If you've ever heard Desmond Tutu speak, which I've had the pleasure, the blessing of twice in my life, growing up under apartheid, terrible schools where kids were packed into churches. They had outhouses; they had only the food they brought with them. They had maybe occasional pencils and paper and books. And again, they came out of that doctors and lawyers because of the emotional investment and the passion people had for education, instilling the value of that in those kids.

They didn't have the resources but they still educated.

Absolutely. Did not have physical resources but they had passion and care and instilled that value at an early age. And as much as in education we talk about the money, and granted, that sure helps; it's the passion of our teachers, our administrators, our board members, our parents and our community will make the biggest difference in how much kids will achieve.

So as the kids see the community getting involved in their schools, that's possibly the number one thing they need, is just to see themselves surrounded by a community that cares about their school, whatever the condition of the school and the books are?

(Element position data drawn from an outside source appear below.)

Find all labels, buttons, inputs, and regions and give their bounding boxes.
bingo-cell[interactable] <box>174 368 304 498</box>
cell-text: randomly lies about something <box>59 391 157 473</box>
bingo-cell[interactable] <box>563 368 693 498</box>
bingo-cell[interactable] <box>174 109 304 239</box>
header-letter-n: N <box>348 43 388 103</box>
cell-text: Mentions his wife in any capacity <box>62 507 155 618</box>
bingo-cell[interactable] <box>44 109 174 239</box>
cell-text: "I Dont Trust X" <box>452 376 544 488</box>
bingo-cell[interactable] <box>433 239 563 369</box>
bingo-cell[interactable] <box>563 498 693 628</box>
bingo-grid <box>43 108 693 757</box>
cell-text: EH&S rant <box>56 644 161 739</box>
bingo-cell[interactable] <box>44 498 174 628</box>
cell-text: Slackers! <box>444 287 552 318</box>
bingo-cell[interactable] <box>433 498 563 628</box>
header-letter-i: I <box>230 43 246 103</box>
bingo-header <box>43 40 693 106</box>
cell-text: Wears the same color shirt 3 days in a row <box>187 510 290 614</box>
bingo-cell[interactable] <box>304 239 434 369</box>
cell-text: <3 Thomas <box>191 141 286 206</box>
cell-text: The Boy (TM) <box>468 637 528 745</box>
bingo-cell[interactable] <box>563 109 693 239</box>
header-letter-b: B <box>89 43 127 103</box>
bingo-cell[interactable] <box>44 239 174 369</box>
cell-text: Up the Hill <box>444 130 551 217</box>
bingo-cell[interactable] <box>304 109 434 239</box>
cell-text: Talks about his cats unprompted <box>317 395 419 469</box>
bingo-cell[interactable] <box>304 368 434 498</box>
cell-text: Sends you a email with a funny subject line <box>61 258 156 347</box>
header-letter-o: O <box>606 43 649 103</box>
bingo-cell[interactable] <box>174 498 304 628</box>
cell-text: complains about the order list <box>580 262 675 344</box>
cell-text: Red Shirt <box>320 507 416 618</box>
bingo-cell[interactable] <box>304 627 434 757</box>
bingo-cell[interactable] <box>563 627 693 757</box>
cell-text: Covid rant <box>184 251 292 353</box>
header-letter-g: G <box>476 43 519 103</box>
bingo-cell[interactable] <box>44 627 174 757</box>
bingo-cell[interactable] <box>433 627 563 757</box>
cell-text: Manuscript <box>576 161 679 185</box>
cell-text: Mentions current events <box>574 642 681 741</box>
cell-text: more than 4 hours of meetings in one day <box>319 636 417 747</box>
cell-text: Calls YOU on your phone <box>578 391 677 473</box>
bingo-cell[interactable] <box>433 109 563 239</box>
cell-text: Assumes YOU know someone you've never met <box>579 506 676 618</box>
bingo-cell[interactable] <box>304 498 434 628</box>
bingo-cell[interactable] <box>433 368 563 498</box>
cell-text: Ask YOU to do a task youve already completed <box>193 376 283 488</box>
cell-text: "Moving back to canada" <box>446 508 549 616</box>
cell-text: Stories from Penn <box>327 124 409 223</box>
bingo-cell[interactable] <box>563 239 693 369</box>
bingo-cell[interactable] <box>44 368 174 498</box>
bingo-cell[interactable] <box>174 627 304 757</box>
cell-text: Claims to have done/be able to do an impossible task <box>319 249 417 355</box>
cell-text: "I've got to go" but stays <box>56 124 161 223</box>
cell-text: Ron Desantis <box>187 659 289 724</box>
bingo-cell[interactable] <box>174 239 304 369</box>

That cares about their education, cares about their learning. And again, instills that passion for learning and that curiosity. Learning how to read, learning that someone cares whether you got your homework done and lets you know that you're smart. Kids know, that when they go to their school or if it's an after-school tutoring program, a homework club; gosh, those are important. Especially in your high-poverty schools, they make a difference. Extended learning opportunities. They understand that they're smart....

I like that, too!

That's the thing, too: There's so many ways to make a difference, but that's one of those ways, if people would volunteer more with after-school programs, assist with the homework clubs, too. Supporting our teachers through professional development. I just saw some stats in the last couple of weeks. If you're going to take classroom dollars and invest it, the biggest hit you get for student achievement is with professional development for teachers. More than classroom size and anything else. I really care about that; I know that President Obama has talked about the high rate of attrition you normally find in high-poverty districts, like 30, 40%; by the book, David Douglas is classified as "high-poverty". Our attrition rate is 6% a year. I want to believe that's because we support our teachers and let them know they're important. Which may be why the teacher's union endorsed me!